Se compri oltre confine, aggiungi al conto dogana e IVA: la nostra guida all'acquisto di carte gradate in Europa tratta entrambe.
Sospetti un falso dopo l'acquisto?
Niente panico: esiste una procedura. Prima documenta tutto — foto dello slab da ogni angolazione, screenshot dell'annuncio, i messaggi con il venditore. Poi contatta la piattaforma e apri una controversia entro i termini previsti; è qui che la scelta del metodo di pagamento ripaga. Segnala l'annuncio per proteggere il prossimo acquirente e avvisa la società di grading coinvolta: i grader seguono da vicino queste segnalazioni. In caso di danno concreto, resta l'opzione della denuncia; la contraffazione è reato in tutta Europa.

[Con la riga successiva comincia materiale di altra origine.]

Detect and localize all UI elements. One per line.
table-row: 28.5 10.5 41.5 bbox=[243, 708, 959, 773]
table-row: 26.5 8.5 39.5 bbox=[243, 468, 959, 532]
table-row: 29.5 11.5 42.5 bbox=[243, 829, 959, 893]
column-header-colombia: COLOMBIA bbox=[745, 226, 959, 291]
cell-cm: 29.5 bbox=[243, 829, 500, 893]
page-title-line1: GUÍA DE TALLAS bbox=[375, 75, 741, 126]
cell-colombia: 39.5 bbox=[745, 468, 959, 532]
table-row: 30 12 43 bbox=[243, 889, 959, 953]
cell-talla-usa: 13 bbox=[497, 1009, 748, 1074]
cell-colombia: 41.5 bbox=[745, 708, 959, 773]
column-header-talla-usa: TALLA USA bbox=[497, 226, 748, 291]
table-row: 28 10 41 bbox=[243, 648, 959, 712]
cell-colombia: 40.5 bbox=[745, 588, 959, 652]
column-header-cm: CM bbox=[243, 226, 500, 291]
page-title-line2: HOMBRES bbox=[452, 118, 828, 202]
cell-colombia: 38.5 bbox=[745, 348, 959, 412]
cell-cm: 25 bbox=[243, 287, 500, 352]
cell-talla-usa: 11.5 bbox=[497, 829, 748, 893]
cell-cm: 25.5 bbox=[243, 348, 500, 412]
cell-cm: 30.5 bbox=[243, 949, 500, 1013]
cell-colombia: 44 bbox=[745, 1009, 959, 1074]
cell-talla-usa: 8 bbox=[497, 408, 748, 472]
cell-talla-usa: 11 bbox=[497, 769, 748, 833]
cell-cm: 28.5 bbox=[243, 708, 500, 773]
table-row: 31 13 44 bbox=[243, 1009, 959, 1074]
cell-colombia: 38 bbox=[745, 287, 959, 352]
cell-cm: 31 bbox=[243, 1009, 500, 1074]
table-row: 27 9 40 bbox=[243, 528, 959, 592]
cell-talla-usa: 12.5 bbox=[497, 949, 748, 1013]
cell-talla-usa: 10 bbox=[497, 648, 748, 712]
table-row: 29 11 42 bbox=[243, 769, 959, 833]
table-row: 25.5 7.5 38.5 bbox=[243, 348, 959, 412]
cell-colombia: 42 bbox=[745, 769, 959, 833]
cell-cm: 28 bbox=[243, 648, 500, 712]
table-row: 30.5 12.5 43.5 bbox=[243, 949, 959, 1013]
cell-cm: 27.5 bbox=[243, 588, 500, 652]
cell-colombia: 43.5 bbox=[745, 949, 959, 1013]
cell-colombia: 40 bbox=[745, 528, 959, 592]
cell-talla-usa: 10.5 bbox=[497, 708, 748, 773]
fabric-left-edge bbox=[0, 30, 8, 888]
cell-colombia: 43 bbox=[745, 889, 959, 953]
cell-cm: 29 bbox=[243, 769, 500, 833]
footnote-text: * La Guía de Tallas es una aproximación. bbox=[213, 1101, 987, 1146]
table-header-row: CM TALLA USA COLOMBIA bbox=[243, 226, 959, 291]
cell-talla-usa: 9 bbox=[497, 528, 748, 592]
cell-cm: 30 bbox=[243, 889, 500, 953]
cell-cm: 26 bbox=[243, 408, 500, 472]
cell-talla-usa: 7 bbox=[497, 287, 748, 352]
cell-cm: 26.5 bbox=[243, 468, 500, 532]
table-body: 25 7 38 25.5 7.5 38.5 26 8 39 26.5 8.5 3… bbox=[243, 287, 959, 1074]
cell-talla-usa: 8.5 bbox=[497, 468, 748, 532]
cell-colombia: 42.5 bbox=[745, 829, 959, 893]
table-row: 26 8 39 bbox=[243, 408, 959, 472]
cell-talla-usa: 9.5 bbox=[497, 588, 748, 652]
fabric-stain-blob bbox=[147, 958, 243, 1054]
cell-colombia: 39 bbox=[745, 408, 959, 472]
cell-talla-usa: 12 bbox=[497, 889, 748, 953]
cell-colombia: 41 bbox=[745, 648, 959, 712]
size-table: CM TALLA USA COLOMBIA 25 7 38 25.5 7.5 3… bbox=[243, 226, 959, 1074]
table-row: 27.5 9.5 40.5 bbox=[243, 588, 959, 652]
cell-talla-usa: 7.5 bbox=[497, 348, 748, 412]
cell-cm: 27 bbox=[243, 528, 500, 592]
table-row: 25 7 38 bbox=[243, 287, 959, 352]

Soprattutto, non rimettere lo slab in circolazione. Rivendere un falso, anche in buona fede, espone anche te.
Cosa cambia con un marketplace specializzato
Tutto quanto sopra descrive l'acquisto tra privati, dove la verifica ricade solo su di te. Un marketplace specializzato sposta quel lavoro a monte — ed è il principio dietro Graded Market. Il numero di certificazione viene controllato alla pubblicazione e ogni annuncio è legato a uno slab preciso; i venditori vengono verificati prima di poter vendere; il pagamento resta in deposito a garanzia fino alla consegna conforme. Il rischio non scende mai a zero — nessun sistema è perfetto — ma cambia scala. Puoi sfogliare gli annunci riservando le energie all'unica domanda che conta davvero: questa carta, a questo prezzo — la vuoi?
La checklist prima di comprare
- Verifica il numero di certificazione nel database ufficiale del grader.
- Confronta la scheda nel dettaglio: carta, set, lingua, voto — e foto per foto dove disponibili.
- Confronta il prezzo con le vendite recenti della stessa carta allo stesso voto.
- Chiedi una foto personalizzata (username e data su carta).
- Fai una ricerca inversa delle immagini dell'annuncio.
- Paga solo con un metodo che offre possibilità di ricorso.
Sei righe, cinque minuti. È il prezzo della tranquillità — e resta molto più basso di quello di un falso.